Ingredients:
- 1 bunch radishes (about 12–15), halved or quartered if large
- 1 lb baby carrots or thin spring carrots, halved lengthwise
- 3 TBS Koroneiki extra virgin olive oil, divided
- Salt and freshly cracked black pepper
- 3 TBS strawberry balsamic vinegar
- 2 garlic cloves, thinly sliced
- Fresh thyme sprigs (about 4–5)
- 2 tablespoons crumbled goat cheese or ricotta, to finish
- Flaky sea salt, to finish
- Fresh chives or microgreens, to garnish
Directions:
- Preheat your oven to 425°F (220°C). Line a large baking sheet with parchment.
- Toss the radishes and carrots with 2 tablespoons of the Koroneiki oil, the garlic, thyme, salt, and pepper. Spread in a single layer on the baking sheet.
- Roast for 20–25 minutes, tossing once halfway through, until the vegetables are tender and starting to caramelize at the edges.

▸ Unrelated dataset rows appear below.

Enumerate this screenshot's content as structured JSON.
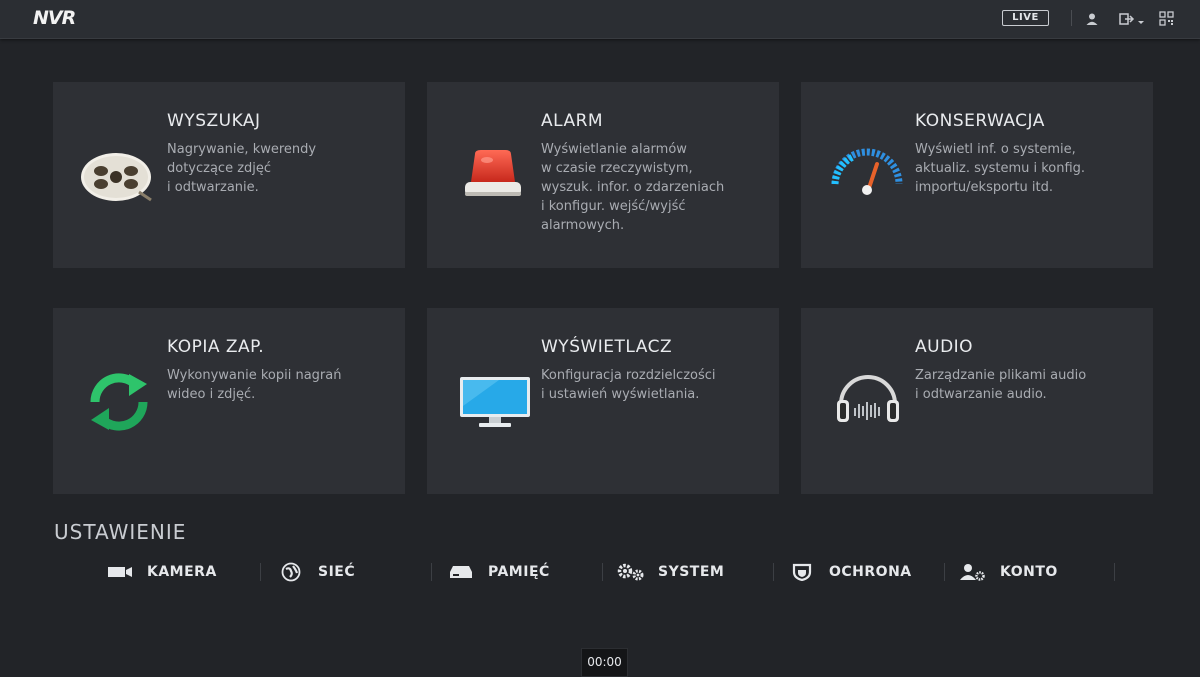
{
  "topbar": {
    "logo_text": "NVR",
    "live_label": "LIVE",
    "icons": [
      "user-icon",
      "logout-icon",
      "qr-code-icon"
    ]
  },
  "tiles": [
    {
      "title": "WYSZUKAJ",
      "icon": "film-reel-icon",
      "desc": [
        "Nagrywanie, kwerendy",
        "dotyczące zdjęć",
        "i odtwarzanie."
      ]
    },
    {
      "title": "ALARM",
      "icon": "alarm-siren-icon",
      "desc": [
        "Wyświetlanie alarmów",
        "w czasie rzeczywistym,",
        "wyszuk. infor. o zdarzeniach",
        "i konfigur. wejść/wyjść",
        "alarmowych."
      ]
    },
    {
      "title": "KONSERWACJA",
      "icon": "gauge-icon",
      "desc": [
        "Wyświetl inf. o systemie,",
        "aktualiz. systemu i konfig.",
        "importu/eksportu itd."
      ]
    },
    {
      "title": "KOPIA ZAP.",
      "icon": "sync-arrows-icon",
      "desc": [
        "Wykonywanie kopii nagrań",
        "wideo i zdjęć."
      ]
    },
    {
      "title": "WYŚWIETLACZ",
      "icon": "monitor-icon",
      "desc": [
        "Konfiguracja rozdzielczości",
        "i ustawień wyświetlania."
      ]
    },
    {
      "title": "AUDIO",
      "icon": "headphones-icon",
      "desc": [
        "Zarządzanie plikami audio",
        "i odtwarzanie audio."
      ]
    }
  ],
  "settings": {
    "title": "USTAWIENIE",
    "items": [
      {
        "label": "KAMERA",
        "icon": "camera-icon"
      },
      {
        "label": "SIEĆ",
        "icon": "globe-icon"
      },
      {
        "label": "PAMIĘĆ",
        "icon": "storage-icon"
      },
      {
        "label": "SYSTEM",
        "icon": "gears-icon"
      },
      {
        "label": "OCHRONA",
        "icon": "shield-icon"
      },
      {
        "label": "KONTO",
        "icon": "user-settings-icon"
      }
    ]
  },
  "clock": "00:00",
  "colors": {
    "background": "#222428",
    "tile": "#2e3035",
    "topbar": "#2b2e33",
    "alarm_red": "#e0392b",
    "sync_green": "#2ec46b",
    "gauge_blue": "#2f8fe0"
  }
}
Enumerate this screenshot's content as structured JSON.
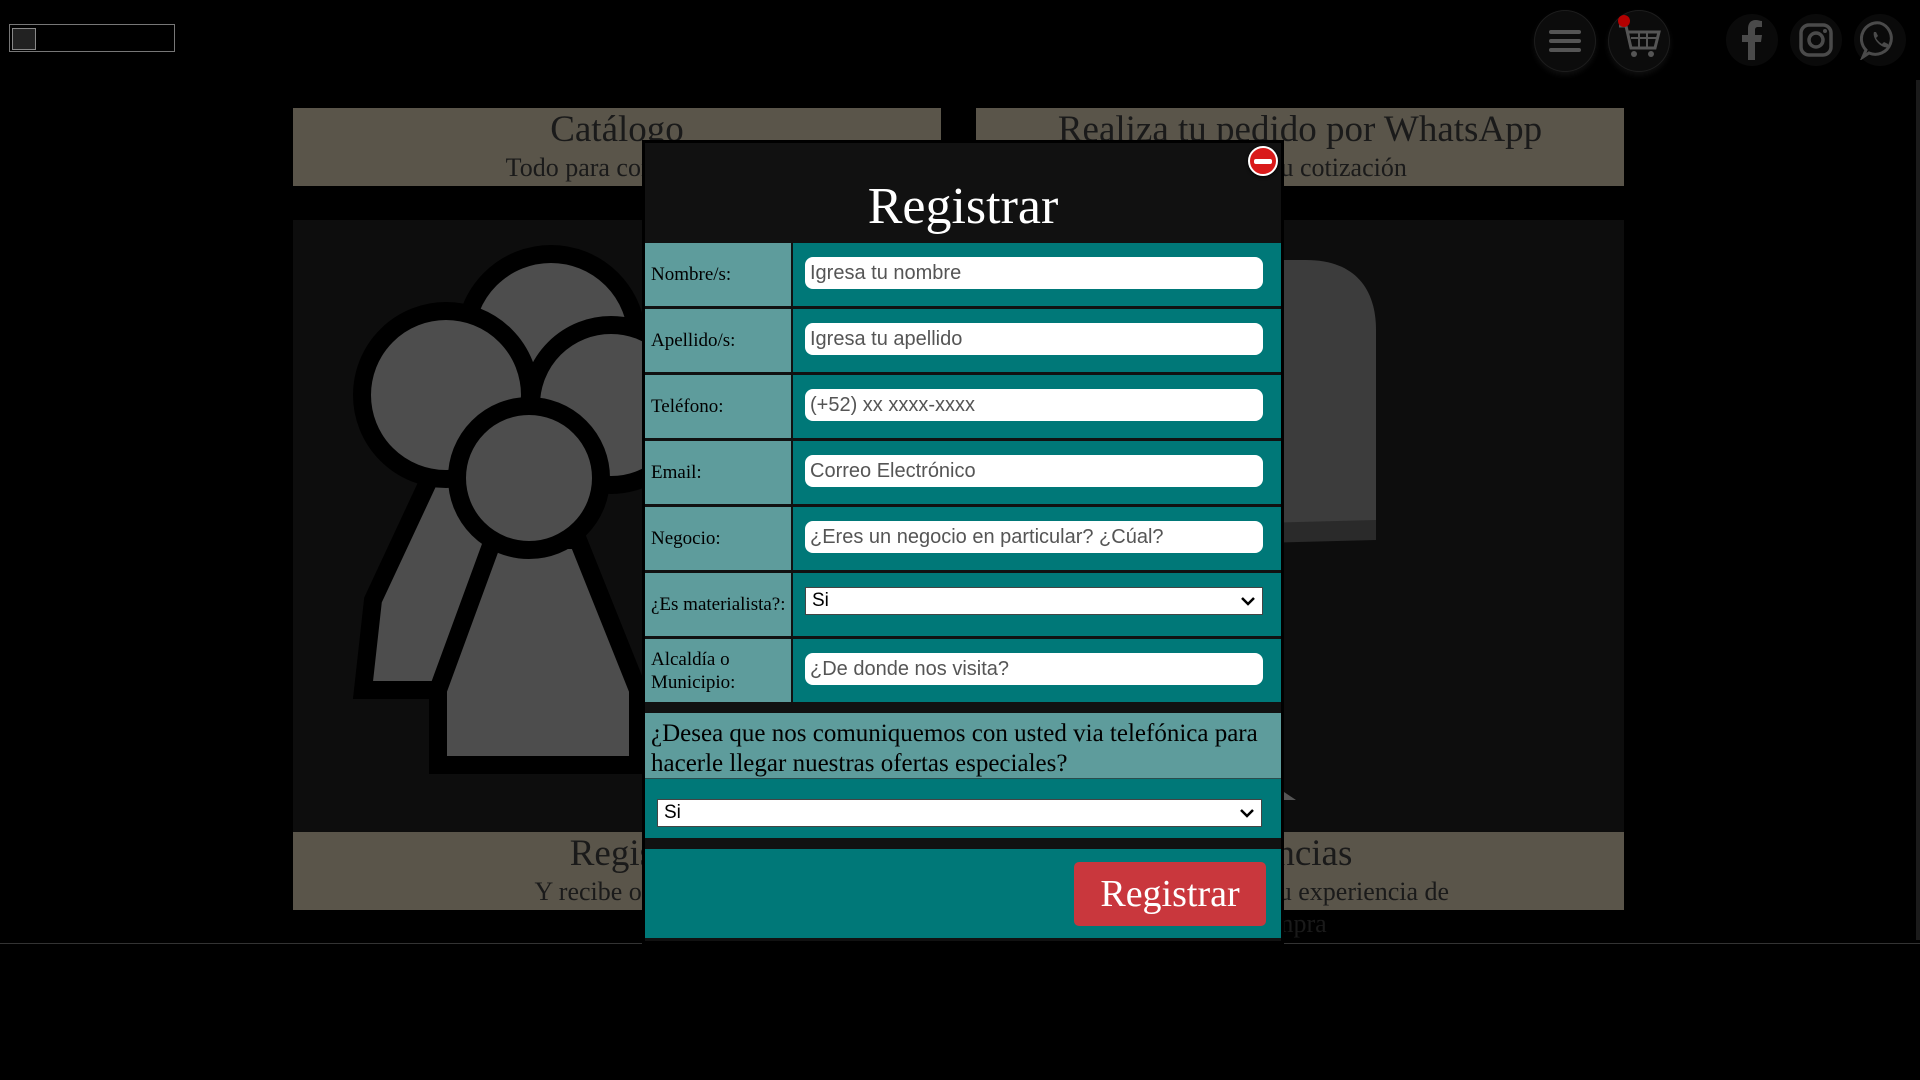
{
  "background": {
    "cards": [
      {
        "title": "Catálogo",
        "subtitle": "Todo para construír o"
      },
      {
        "title": "Realiza tu pedido por WhatsApp",
        "subtitle": "olicitar tu cotización"
      },
      {
        "title": "Regist",
        "subtitle": "Y recibe ofertas"
      },
      {
        "title": "rencias",
        "subtitle": "mo ha sido tu experiencia de",
        "subtitle2": "mpra"
      }
    ]
  },
  "header": {
    "menu_icon": "hamburger-menu-icon",
    "cart_icon": "shopping-cart-icon",
    "social": [
      "facebook-icon",
      "instagram-icon",
      "whatsapp-icon"
    ]
  },
  "modal": {
    "title": "Registrar",
    "fields": [
      {
        "label": "Nombre/s:",
        "placeholder": "Igresa tu nombre"
      },
      {
        "label": "Apellido/s:",
        "placeholder": "Igresa tu apellido"
      },
      {
        "label": "Teléfono:",
        "placeholder": "(+52) xx xxxx-xxxx"
      },
      {
        "label": "Email:",
        "placeholder": "Correo Electrónico"
      },
      {
        "label": "Negocio:",
        "placeholder": "¿Eres un negocio en particular? ¿Cúal?"
      },
      {
        "label": "¿Es materialista?:",
        "selected": "Si"
      },
      {
        "label": "Alcaldía o Municipio:",
        "placeholder": "¿De donde nos visita?"
      }
    ],
    "question": "¿Desea que nos comuniquemos con usted via telefónica para hacerle llegar nuestras ofertas especiales?",
    "question_selected": "Si",
    "submit_label": "Registrar"
  },
  "colors": {
    "teal": "#007878",
    "label_teal": "#5e9c9c",
    "submit_red": "#c9373d",
    "close_red": "#d91a1a"
  }
}
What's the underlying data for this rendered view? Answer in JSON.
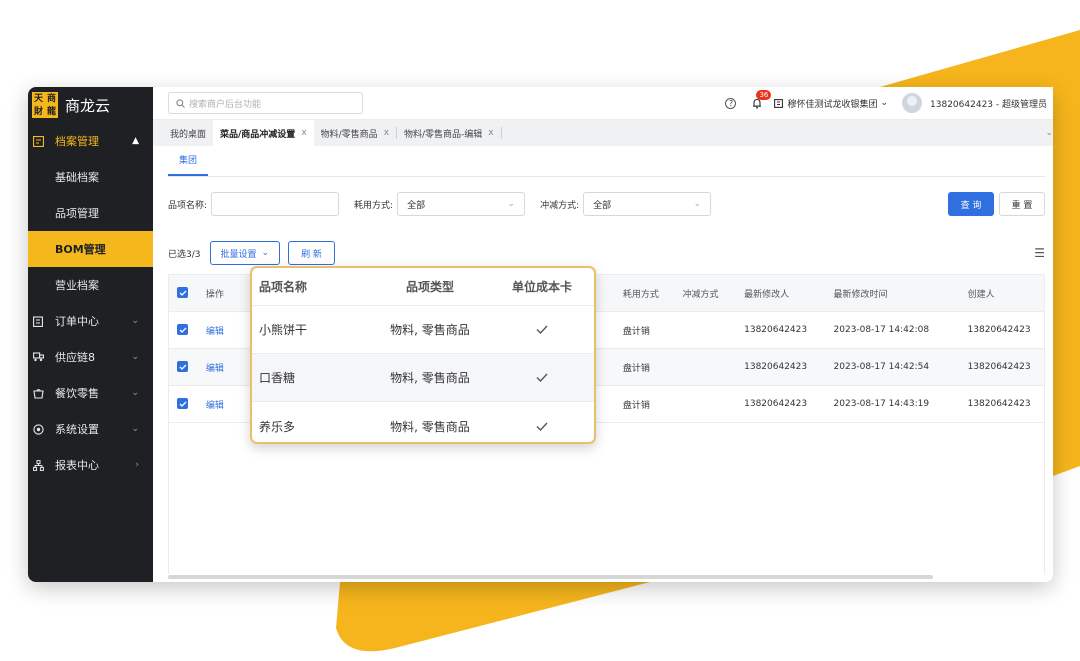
{
  "brand": {
    "logo_chars": [
      "天",
      "商",
      "財",
      "龍"
    ],
    "name": "商龙云"
  },
  "colors": {
    "accent": "#f5b81c",
    "primary": "#2f6fe0",
    "sidebar": "#1f2024",
    "badge": "#e8341c"
  },
  "sidebar": {
    "group": {
      "label": "档案管理",
      "icon": "archive-icon",
      "expanded": true
    },
    "subitems": [
      {
        "label": "基础档案",
        "active": false
      },
      {
        "label": "品项管理",
        "active": false
      },
      {
        "label": "BOM管理",
        "active": true
      },
      {
        "label": "营业档案",
        "active": false
      }
    ],
    "items": [
      {
        "label": "订单中心",
        "icon": "order-icon",
        "arrow": "chevron-down-icon"
      },
      {
        "label": "供应链8",
        "icon": "supply-chain-icon",
        "arrow": "chevron-down-icon"
      },
      {
        "label": "餐饮零售",
        "icon": "retail-icon",
        "arrow": "chevron-down-icon"
      },
      {
        "label": "系统设置",
        "icon": "settings-icon",
        "arrow": "chevron-down-icon"
      },
      {
        "label": "报表中心",
        "icon": "report-icon",
        "arrow": "chevron-right-icon"
      }
    ]
  },
  "topbar": {
    "search_placeholder": "搜索商户后台功能",
    "notification_count": "36",
    "org_name": "穆怀佳测试龙收银集团",
    "user": "13820642423 - 超级管理员"
  },
  "tabs": [
    {
      "label": "我的桌面",
      "active": false,
      "closable": false
    },
    {
      "label": "菜品/商品冲减设置",
      "active": true,
      "closable": true
    },
    {
      "label": "物料/零售商品",
      "active": false,
      "closable": true
    },
    {
      "label": "物料/零售商品-编辑",
      "active": false,
      "closable": true
    }
  ],
  "subtab": "集团",
  "filters": {
    "item_name_label": "品项名称:",
    "consumption_label": "耗用方式:",
    "consumption_value": "全部",
    "offset_label": "冲减方式:",
    "offset_value": "全部",
    "query_label": "查 询",
    "reset_label": "重 置"
  },
  "actions": {
    "selected_text": "已选3/3",
    "batch_label": "批量设置",
    "refresh_label": "刷 新"
  },
  "table": {
    "headers": {
      "op": "操作",
      "consumption": "耗用方式",
      "offset": "冲减方式",
      "modifier": "最新修改人",
      "mod_time": "最新修改时间",
      "creator": "创建人"
    },
    "rows": [
      {
        "checked": true,
        "op": "编辑",
        "consumption": "盘计销",
        "offset": "",
        "modifier": "13820642423",
        "mod_time": "2023-08-17 14:42:08",
        "creator": "13820642423"
      },
      {
        "checked": true,
        "op": "编辑",
        "consumption": "盘计销",
        "offset": "",
        "modifier": "13820642423",
        "mod_time": "2023-08-17 14:42:54",
        "creator": "13820642423"
      },
      {
        "checked": true,
        "op": "编辑",
        "consumption": "盘计销",
        "offset": "",
        "modifier": "13820642423",
        "mod_time": "2023-08-17 14:43:19",
        "creator": "13820642423"
      }
    ]
  },
  "popup": {
    "headers": {
      "name": "品项名称",
      "type": "品项类型",
      "card": "单位成本卡"
    },
    "rows": [
      {
        "name": "小熊饼干",
        "type": "物料, 零售商品",
        "card": true
      },
      {
        "name": "口香糖",
        "type": "物料, 零售商品",
        "card": true
      },
      {
        "name": "养乐多",
        "type": "物料, 零售商品",
        "card": true
      }
    ]
  }
}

- Transfer the roasted vegetables to a serving platter. Drizzle with the balsamic glaze and the remaining tablespoon of Koroneiki EVOO.
- Dot with goat cheese, sprinkle with flaky sea salt and chives or microgreens. Serve warm.
💡 Tip: Try adding a handful of snap peas or broccolini to the roasting pan for variety. This balsamic works beautifully on almost any summer vegetable.